Reduction Performance and Mechanism of Liquid Terminated-Carboxyl Fluoroelastomers Using Unitary or Binary Metal Hydride Reduction Systems

Abstract

Unitary metal hydride reduction systems (diisobutyl aluminum hydride and lithium aluminum hydride) and binary metal hydride reduction systems (sodium borohydride/diisobutyl aluminum hydride and lithium aluminum hydride/diisobutyl aluminum hydride) were used to reduce liquid terminated-carboxyl fluoroelastomers (LTCFs). LTCFs were efficiently converted to the corresponding liquid terminated-hydroxyl fluoroelastomers (LTHFs) via a simple one-pot method. The reductive rate of LTHFs was analyzed by chemical titration. The structure of LTCFs and LTHFs was analyzed by Fourier transform infrared spectroscopy (FTIR), ¹H nuclear magnetic resonance (¹H NMR) spectroscopy and ¹⁹F nuclear magnetic resonance (¹⁹F NMR) spectrocopy.

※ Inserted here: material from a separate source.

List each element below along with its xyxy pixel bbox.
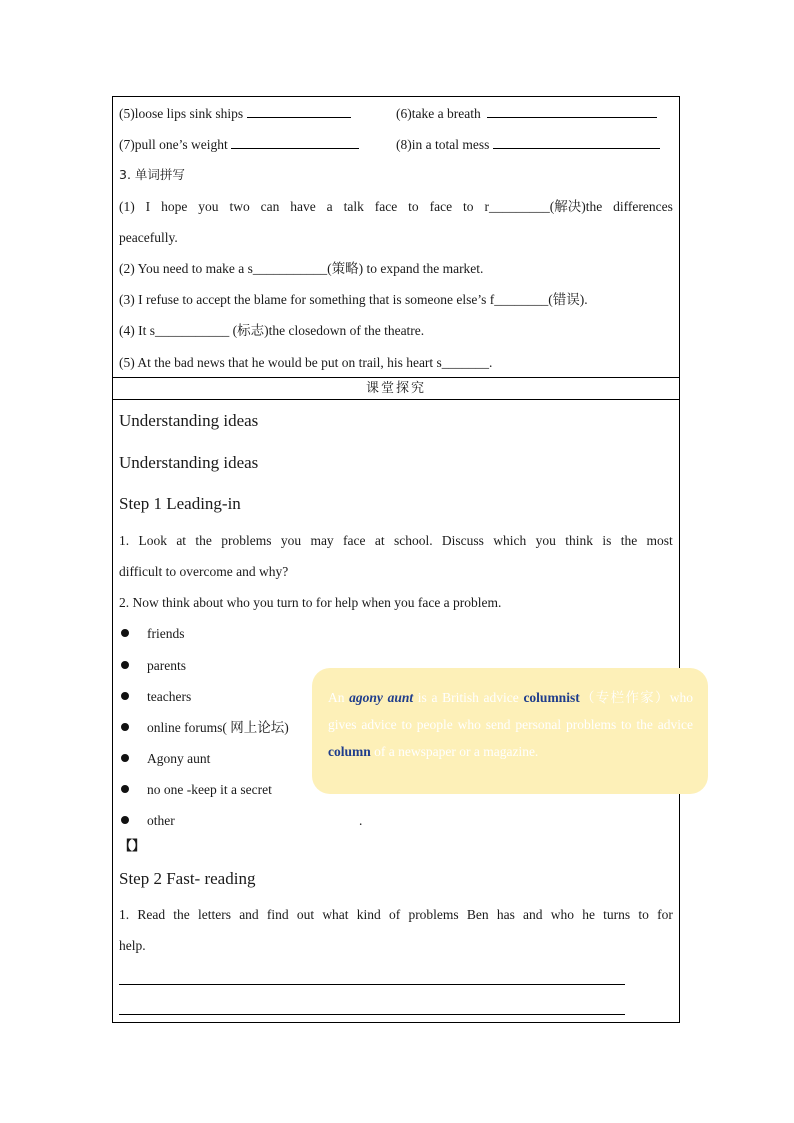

The results show that –C=C– and carboxyl groups of LTCFs are reduced efficiently. The effect of unitary metal hydride reduction systems and binary metal hydride reduction systems on the performances of the LTCFs reduction was compared. The results show binary metal hydride reduction systems are more efficient for reduction of LTCFs at ambient temperature. In addition, sodium borohydride/diisobutyl aluminum hydride binary metal hydride reduction system achieves the highest reductive rate (93%) and its reductive mechanism was investigated.